4:51 p.m. | Updated Now followed by a response from Marc Sternberg, deputy chancellor for portfolio planning.
The sun had not yet risen on Washington Irving High School when students, teachers and parents began gathering on the school's steps on Tuesday morning to protest its likely closing.
Their school, which is located in the middle of Manhattan's upscale Gramercy Park neighborhood, is one of 25 public schools the city's Department of Education is proposing to close over the next several years for poor performance. But the group that assembled on the school's steps in the cold morning air was determined to have it otherwise.
In what has become a common refrain in the closing schools debate, they blamed the city for sending them some of the toughest students and looking away as the school staggered under their weight.
Since 2003, when more than 3,000 students were enrolled at Washington Irving, the population at the 9th through 12th grade school has declined precipitously to roughly 1,200 in the 2010-11 school year.
The city's Department of Education purposely downsized the school -- creating space for several other schools, which share the building -- but teachers said that enrollment also fell after Washington Irving became known as a violent place.
Gregg Lundahl, the school's union chapter leader, said that the school's troubles began in the early part of the last decade, when conditions in the school became dangerous and violence was common. Although Mayor Michael R. Bloomberg apologized to parents and the violence abated, the school acquired a reputation for being unruly.

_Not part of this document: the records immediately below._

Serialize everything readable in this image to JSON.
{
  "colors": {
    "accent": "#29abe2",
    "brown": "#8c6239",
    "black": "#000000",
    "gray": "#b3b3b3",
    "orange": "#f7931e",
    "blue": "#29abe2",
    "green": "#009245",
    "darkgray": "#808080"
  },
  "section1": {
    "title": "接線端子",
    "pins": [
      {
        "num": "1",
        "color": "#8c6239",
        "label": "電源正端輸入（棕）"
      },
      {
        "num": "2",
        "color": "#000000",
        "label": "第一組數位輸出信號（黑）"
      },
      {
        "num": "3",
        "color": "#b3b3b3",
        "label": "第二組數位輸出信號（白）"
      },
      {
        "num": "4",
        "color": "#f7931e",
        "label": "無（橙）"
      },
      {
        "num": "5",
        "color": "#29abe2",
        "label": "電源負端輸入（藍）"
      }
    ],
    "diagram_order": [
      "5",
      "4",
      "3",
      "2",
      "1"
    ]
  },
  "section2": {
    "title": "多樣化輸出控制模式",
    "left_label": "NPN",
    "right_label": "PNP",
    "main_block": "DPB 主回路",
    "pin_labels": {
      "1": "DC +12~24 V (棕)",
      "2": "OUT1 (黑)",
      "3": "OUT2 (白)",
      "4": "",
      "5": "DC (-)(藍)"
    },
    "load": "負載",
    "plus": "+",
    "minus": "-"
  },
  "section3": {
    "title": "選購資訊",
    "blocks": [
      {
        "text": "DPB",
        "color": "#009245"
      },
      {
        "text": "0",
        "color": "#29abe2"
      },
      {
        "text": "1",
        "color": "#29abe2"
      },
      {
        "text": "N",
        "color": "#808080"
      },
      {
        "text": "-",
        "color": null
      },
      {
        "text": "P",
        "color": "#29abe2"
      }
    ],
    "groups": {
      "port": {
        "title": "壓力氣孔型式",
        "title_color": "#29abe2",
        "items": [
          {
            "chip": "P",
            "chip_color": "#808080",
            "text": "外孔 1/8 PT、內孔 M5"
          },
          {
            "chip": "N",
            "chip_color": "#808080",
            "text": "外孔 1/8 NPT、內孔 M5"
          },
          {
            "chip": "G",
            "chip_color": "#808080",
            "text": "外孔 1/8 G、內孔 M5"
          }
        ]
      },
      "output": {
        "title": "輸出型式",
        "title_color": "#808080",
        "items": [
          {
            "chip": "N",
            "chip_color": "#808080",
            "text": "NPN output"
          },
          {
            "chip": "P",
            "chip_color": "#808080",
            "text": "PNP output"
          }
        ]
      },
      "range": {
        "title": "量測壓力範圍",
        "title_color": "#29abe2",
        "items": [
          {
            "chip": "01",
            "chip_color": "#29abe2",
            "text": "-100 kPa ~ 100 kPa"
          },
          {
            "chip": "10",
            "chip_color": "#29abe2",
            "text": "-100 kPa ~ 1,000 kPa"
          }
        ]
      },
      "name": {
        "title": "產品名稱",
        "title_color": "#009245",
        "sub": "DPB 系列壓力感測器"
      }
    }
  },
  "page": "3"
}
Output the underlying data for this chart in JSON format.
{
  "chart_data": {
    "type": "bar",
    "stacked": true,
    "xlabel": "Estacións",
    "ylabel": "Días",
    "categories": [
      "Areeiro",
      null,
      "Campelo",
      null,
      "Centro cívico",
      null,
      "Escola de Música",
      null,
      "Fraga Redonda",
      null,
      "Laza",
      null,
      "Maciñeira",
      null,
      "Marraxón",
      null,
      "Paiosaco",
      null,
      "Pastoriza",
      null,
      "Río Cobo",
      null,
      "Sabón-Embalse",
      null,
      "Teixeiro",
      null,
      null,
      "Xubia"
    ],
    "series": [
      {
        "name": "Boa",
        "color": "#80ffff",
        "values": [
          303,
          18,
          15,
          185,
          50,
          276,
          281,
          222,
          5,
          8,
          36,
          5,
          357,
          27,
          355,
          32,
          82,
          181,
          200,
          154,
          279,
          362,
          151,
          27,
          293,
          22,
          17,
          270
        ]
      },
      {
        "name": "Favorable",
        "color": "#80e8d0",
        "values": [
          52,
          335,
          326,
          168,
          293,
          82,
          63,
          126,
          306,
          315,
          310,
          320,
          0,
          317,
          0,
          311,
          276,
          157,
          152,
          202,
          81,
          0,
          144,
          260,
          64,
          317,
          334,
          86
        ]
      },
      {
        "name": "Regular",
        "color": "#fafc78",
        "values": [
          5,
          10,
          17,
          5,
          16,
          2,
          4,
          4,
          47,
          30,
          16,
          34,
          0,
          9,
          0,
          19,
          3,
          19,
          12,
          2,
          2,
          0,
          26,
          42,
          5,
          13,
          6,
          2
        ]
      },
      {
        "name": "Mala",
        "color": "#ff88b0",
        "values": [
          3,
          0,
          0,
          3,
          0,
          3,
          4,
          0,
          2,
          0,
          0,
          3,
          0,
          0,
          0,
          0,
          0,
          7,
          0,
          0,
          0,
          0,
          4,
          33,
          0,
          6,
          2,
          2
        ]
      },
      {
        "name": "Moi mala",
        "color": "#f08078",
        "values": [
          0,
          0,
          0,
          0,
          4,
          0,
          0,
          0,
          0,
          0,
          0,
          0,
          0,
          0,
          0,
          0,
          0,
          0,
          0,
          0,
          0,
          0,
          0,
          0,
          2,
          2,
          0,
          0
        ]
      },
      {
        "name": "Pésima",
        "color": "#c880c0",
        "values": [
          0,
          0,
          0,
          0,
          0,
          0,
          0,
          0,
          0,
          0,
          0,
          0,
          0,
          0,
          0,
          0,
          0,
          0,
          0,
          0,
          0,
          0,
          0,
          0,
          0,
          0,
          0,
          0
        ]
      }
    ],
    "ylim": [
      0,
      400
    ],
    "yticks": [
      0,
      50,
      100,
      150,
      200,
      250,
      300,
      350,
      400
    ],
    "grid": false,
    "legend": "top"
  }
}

"What happened was we got a bad name and less people wanted to come to Washington Irving," Mr. Lundahl said.
As families abandoned the school, many of the most difficult students stayed behind and the city continued to send the school more. Between 2011 and 2006, Washington Irving's special education population grew to 16 percent from 10 percent. Last school year, one in five of its students was unable to speak English fluently, whereas in 2006, that figure was closer to one in 10.
Since 2007, when the Department of Education began giving schools annual letter grade ratings, Washington Irving has earned two Fs, two Cs, and in 2011, another F. After the first failing grade, a new principal, Bernardo Ascona, was assigned to the school, and city officials said they had high hopes he could turn the school around.
According to students and teachers, Mr. Ascona is improving the school, but the changes take time. The graduation rate for the class of 2011 was 48 percent, an improvement over the 2007 graduation rate of 45 percent.
"I noticed that students started going to class every day," said Leslie Duran, 16, a junior in the school's International Baccalaureate program. "And everyone started doing their work. As time progressed, it did get much better."
Veronique Bennett, 17, a senior, said that now, if students try to skip school, they can look forward to a phone call to their homes by Mr. Ascona.
As protestors chanted "Where's our library, Mr. Bloomberg?" a man appeared on a white bicycle, safety lights blinking, and pointed uptown. The school's former librarian, he lost his job to budget cuts, and is now shuffled from school to school as a substitute teacher.
Response by Marc Sternberg, deputy chancellor for portfolio planning:
Our underlying mission at the Department of Education is encompassed in two words: children first. Everything we do is geared towards providing children and families all over New York City access to high quality schools that will give them the tools to be successful in academics and in life. When a school fails its students year after year, it is our obligation to provide our students with new and better options.
Phasing out a school is a difficult and emotional process, and oftentimes results in individuals who are close to the school -- the teachers, students, parents and principal -- attempting to lay blame or make excuses for why the school has failed to perform.
This was the case Tuesday during a protest at Washington Irving High School where some said they felt the school had been set up to fail, and we hear familiar refrains about the school being unable to cope with its student population, attendance problems and lack of resources.
The reality is that Washington Irving High School has been struggling for decades. In 1995, only 43 percent of its students were graduating on time, compared to a citywide average of 51 percent. There was violence in the school, and many families did not feel comfortable sending their children there.
While the school has gotten safer, it has not improved student outcomes very much. Today, Washington Irving High School’s graduation rate is a full 17 points below the citywide average, and one out of every two students does not graduate in four years. The result has been that parents are choosing better options for their children and enrollment at the school has declined.
Our students do not deserve to languish in failing schools when we know we can deliver a better outcome. Schools with student populations and challenges that are very similar to Washington Irving are able to deliver a high quality education to their students.
For example, the High School for Law and Public Service, where 18 percent of students have disabilities and one out of every four students is an English Language Learner, has a graduation rate of 73 percent -- 25 points higher than Washington Irving.
And 58 percent of Law and Public Service seniors are enrolling in college.
At Harry S. Truman High School, 23 percent of students are disabled, but their graduation rate stands at 62 percent, 14 points higher than Washington Irving.
And while Washington Irving’s most recent Progress Report grade was an F, Harry S. Truman received a B, with an A grade in the section grading student performance. So we know we can do better.
The decision to phase out a school is not an easy one, but our obligation is to our students, and we are not going to set them up for failure by pretending a school will suddenly make progress after years of failing its kids.